The Tasmantid Seamounts: shallow melting and contamination of an EM1 mantle plume

Primitive basalts (Mg# ∼ 61–70;Ni= 232–322 ppm) dredged from the Tasmantid Seamounts range between incompatible element-rich alkali-olivine basalt and incompatible element-poor tholeiite compositions. They are primary and near-primary magma candidates, consistent with a decrease in depth of magma segregation from ∼ 2.5 GPa (for alkali-olivine basalts) to ∼ 1 GPa (for tholeiites). Variation in geochemical and isotopic data in these basalts indicates mixing involving two distinct mantle sources: (1) an EM1 mantle source dominating the tholeiitic basalts (Ba/Nd 15, 87/Sr 86/Sr 0.7050,ε_Nd < −3.5) and (2) a “long-term depleted” upper mantle source dominating the alkali-olivine basalts (Ba/Nd < 8,⁸⁷Sr/⁸⁶Sr< 0.7035,ε_Nd > +3). This mixing can be explained by the interaction of a deeply derived EM1 mantle plume (or diapirs) with surrounding upper mantle (asthenosphere or oceanic lithosphere). The hot plume core penetrates to shallow levels to generate tholeiitic magmas, whereas the plume margins interact with surrounding upper mantle, resulting in cooler temperatures, smaller degrees of melting, and the formation of alkaline magmas.

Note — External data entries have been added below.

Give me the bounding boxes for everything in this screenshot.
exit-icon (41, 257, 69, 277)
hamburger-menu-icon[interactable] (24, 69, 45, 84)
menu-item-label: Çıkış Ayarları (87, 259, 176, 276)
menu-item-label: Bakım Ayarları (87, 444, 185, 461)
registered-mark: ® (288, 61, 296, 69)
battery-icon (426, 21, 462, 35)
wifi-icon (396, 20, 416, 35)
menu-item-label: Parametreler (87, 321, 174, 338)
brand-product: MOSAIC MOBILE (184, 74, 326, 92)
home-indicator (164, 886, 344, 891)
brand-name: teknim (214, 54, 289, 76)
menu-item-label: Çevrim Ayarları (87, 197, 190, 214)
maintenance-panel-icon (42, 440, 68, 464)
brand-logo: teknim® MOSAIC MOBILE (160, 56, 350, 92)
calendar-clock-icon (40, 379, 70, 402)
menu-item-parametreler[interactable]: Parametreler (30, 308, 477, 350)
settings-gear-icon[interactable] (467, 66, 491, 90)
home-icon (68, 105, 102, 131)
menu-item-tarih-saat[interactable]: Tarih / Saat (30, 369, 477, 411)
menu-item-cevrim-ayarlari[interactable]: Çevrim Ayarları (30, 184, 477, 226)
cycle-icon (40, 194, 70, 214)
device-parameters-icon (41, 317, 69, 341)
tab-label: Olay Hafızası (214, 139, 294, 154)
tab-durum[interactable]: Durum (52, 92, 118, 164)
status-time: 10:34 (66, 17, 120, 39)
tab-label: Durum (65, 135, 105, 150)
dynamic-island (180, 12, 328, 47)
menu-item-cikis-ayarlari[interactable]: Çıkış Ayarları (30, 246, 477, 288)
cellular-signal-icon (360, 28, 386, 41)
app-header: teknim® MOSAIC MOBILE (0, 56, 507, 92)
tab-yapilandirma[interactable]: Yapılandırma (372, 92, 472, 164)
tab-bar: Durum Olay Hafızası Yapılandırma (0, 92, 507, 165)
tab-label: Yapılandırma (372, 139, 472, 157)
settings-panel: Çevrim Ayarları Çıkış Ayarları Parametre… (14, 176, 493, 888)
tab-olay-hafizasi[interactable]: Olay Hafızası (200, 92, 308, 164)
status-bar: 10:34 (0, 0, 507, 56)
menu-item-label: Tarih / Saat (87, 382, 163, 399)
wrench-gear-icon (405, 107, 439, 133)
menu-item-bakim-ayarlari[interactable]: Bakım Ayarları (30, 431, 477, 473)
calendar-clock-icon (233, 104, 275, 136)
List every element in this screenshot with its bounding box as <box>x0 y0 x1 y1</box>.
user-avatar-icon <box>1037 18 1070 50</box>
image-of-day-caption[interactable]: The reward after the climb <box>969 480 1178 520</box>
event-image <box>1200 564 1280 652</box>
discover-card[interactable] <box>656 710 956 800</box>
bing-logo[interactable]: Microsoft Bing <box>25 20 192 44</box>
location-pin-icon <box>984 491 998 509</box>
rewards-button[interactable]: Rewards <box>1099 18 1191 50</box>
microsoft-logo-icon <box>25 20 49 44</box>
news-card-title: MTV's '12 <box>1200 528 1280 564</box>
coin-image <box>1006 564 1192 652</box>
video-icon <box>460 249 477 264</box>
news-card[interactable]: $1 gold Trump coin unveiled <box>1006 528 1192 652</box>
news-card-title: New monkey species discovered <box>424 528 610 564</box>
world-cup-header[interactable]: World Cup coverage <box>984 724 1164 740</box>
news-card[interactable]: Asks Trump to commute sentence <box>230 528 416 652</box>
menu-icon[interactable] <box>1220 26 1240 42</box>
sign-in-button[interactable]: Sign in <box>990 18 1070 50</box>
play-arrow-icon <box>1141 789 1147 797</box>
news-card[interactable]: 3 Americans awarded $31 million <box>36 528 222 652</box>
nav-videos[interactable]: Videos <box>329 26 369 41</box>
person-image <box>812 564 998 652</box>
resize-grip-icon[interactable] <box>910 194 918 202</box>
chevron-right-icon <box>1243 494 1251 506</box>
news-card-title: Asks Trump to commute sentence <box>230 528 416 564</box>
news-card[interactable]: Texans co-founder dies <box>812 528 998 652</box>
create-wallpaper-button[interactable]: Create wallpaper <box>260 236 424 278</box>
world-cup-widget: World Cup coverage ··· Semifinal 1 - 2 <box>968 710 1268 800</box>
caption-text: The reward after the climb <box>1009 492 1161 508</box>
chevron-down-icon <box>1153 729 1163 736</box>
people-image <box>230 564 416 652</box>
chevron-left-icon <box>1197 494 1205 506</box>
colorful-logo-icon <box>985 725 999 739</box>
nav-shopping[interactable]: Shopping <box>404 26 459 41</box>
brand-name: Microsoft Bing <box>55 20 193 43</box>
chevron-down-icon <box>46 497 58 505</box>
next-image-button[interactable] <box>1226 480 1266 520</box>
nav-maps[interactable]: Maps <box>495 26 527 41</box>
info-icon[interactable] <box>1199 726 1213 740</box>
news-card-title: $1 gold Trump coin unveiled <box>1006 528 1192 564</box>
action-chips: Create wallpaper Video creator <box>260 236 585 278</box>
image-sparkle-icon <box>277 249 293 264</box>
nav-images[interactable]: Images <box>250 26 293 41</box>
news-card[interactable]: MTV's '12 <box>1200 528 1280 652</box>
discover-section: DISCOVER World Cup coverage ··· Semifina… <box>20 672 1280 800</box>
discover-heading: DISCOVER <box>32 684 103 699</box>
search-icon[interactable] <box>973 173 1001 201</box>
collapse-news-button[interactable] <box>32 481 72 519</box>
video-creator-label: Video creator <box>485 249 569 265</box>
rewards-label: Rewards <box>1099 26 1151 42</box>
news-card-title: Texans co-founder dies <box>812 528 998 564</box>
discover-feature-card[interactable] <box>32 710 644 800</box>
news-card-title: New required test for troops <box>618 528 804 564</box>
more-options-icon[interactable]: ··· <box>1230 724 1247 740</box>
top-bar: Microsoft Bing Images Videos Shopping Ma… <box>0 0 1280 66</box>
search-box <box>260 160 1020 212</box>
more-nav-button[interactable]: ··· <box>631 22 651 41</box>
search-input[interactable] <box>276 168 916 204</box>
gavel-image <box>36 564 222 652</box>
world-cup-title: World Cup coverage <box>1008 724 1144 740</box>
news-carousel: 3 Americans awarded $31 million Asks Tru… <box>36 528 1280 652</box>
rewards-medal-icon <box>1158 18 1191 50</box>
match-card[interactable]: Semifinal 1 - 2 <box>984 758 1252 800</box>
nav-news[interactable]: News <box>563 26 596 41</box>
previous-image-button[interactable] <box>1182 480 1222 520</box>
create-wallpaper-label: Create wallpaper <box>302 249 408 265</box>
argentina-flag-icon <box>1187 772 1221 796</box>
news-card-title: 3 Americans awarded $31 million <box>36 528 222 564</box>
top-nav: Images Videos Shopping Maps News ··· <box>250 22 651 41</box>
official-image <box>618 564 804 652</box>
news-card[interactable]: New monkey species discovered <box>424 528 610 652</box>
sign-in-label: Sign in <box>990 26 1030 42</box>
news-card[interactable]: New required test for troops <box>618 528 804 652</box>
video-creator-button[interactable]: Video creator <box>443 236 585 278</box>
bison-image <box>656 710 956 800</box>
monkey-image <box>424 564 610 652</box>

The fractionated REE patterns (i.e. Dy/Yb chondrites) of the tholeiitic and transitional basalts imply melting in the presence of residual garnet but are inconsistent with the low-pressure segregation of these magmas. This may be resolved if small melt fractions, generated in the presence of garnet, have been added to the tholeiitic magma source volume. This requires a melt segregation process where small melt fractions migrate from relatively deep levels within the plume and its margins to enrich the plume core at shallow levels. Alternatively, the plume could incorporate incompatible-element enriched oceanic lithosphere, formed through addition of small melt fractions derived from underlying garnet-bearing asthenosphere prior to Tasmantid magmatism.